The interview covered a wide range: Mr. Péladeau is a vegetarian who believes people will no longer eat meat in 50 years. He described his network of TV stations and tabloid newspapers as a jewel of Quebec cultural heritage.
Mr. Péladeau maintained he is not in a conflict of interest holding 40 per cent of Quebec media while potentially sitting at the cabinet table. He insists he has not been gagged, even if he is much less forceful in selling sovereignty – his fist-raised cry that he wants to build a country is largely blamed for derailing the PQ campaign.
“I didn’t get any orders (from the PQ), I’m not hiding, I’m not under camouflage,” he said.
The interview ended on the shared history of Mr. Fortier and Mr. Péladeau. The media magnate insisted he’s never given marching orders to reporters. Mr. Fortier replied that he doesn’t need to give orders because his underlings know very well how to toe the Quebecor line. His indignation mounted, Mr. Fortier wrote. “If you want a co-operative, there was a co-operative,” Mr. Péladeau said.
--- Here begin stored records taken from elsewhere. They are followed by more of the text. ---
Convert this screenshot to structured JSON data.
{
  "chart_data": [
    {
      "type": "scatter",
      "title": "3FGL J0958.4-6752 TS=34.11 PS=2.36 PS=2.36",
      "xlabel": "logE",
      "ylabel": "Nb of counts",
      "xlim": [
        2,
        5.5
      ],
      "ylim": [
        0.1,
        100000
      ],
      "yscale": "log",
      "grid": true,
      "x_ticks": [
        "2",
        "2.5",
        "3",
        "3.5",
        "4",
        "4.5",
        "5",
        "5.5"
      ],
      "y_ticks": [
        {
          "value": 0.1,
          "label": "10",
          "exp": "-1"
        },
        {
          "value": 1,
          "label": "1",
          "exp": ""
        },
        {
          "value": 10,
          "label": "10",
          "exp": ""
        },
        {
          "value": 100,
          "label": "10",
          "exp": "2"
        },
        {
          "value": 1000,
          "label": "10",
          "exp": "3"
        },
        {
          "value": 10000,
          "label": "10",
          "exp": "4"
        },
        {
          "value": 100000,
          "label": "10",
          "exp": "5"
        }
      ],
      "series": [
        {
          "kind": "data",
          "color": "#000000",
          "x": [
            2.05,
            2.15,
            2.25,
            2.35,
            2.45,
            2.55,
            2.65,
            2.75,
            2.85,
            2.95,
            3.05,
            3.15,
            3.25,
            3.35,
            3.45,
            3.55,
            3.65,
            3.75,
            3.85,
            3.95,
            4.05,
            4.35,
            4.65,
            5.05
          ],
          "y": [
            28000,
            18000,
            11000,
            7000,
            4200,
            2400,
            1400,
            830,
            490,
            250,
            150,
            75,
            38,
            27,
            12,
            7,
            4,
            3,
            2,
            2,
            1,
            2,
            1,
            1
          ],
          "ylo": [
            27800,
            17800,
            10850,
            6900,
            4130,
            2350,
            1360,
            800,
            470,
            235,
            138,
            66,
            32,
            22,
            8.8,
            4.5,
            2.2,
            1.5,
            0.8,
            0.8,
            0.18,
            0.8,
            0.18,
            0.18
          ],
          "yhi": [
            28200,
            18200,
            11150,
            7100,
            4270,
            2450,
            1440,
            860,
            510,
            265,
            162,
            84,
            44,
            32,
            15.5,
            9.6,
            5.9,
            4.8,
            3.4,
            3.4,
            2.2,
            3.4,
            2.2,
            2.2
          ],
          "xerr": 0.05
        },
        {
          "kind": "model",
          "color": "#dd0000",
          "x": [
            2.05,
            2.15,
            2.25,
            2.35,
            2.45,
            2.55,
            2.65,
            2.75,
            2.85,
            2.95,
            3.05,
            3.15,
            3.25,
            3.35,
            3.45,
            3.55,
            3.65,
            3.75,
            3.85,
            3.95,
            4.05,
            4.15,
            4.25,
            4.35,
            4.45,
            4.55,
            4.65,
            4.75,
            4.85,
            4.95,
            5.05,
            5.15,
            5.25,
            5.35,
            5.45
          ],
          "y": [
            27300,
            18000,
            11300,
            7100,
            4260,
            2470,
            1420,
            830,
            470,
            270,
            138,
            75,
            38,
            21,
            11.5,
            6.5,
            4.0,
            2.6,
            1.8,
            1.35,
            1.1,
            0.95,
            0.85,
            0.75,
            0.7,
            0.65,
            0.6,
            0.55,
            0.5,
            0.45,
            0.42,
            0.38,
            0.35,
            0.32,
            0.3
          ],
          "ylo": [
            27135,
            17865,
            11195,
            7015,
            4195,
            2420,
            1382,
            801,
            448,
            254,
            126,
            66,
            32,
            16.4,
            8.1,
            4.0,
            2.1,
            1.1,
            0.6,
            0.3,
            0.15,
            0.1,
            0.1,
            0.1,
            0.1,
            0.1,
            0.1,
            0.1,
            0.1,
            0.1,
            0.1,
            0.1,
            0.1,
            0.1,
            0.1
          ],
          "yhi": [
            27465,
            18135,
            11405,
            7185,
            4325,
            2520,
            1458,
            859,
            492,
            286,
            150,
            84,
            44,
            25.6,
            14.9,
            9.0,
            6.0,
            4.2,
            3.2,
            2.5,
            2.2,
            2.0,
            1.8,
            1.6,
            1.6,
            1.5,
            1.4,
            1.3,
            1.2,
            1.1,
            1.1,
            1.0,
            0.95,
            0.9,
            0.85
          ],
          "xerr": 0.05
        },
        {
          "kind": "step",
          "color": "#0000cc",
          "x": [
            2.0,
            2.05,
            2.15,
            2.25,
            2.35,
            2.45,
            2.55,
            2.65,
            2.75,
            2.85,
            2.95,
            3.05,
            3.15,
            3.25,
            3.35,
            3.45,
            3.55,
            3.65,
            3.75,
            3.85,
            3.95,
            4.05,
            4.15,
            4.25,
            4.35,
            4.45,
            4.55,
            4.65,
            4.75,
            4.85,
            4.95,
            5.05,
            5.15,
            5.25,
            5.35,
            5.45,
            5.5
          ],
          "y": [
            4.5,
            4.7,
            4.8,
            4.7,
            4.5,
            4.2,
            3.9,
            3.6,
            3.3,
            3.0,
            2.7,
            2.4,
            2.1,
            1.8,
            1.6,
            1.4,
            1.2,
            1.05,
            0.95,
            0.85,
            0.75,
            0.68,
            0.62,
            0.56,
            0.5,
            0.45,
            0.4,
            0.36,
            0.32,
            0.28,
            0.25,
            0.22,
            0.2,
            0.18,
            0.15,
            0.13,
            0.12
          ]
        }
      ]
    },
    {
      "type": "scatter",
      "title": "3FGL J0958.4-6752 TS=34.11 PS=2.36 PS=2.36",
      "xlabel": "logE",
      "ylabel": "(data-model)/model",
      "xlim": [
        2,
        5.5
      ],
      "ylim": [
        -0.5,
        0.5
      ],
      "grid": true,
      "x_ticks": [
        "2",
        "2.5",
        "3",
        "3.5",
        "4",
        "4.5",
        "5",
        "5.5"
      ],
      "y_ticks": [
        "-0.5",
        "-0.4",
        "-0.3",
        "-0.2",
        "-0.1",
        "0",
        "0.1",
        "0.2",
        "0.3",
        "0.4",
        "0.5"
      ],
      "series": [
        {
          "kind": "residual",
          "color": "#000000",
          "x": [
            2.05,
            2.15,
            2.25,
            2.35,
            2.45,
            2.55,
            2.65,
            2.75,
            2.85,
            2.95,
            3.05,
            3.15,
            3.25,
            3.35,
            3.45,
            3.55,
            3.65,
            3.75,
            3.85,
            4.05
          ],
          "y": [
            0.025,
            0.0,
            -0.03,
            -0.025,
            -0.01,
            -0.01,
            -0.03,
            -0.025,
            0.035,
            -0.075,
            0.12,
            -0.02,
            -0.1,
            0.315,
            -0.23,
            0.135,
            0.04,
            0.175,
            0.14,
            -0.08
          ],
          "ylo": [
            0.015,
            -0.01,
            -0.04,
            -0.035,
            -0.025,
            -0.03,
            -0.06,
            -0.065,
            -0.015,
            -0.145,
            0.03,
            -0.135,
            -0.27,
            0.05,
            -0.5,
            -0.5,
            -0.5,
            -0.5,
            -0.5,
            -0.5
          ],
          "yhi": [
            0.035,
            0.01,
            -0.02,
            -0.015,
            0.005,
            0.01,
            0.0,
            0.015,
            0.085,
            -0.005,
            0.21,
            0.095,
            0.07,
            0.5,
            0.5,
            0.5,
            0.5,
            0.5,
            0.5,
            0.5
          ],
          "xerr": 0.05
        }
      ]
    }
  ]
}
It was a pointed reference to Rue Frontenac, the site founded by locked-out journalists, including Mr. Fortier, that ran from 2009 to 2011. Mr. Péladeau insisted the lockout was necessary to guarantee the Journal’s long-term profitability.
“We spoke for a long time,” Mr. Fortier writes to end his article. “Voices were raised. Mr. Péladeau’s press attaché insisted it was time to go. The candidate remained at the table, bemused, with his cup of coffee.”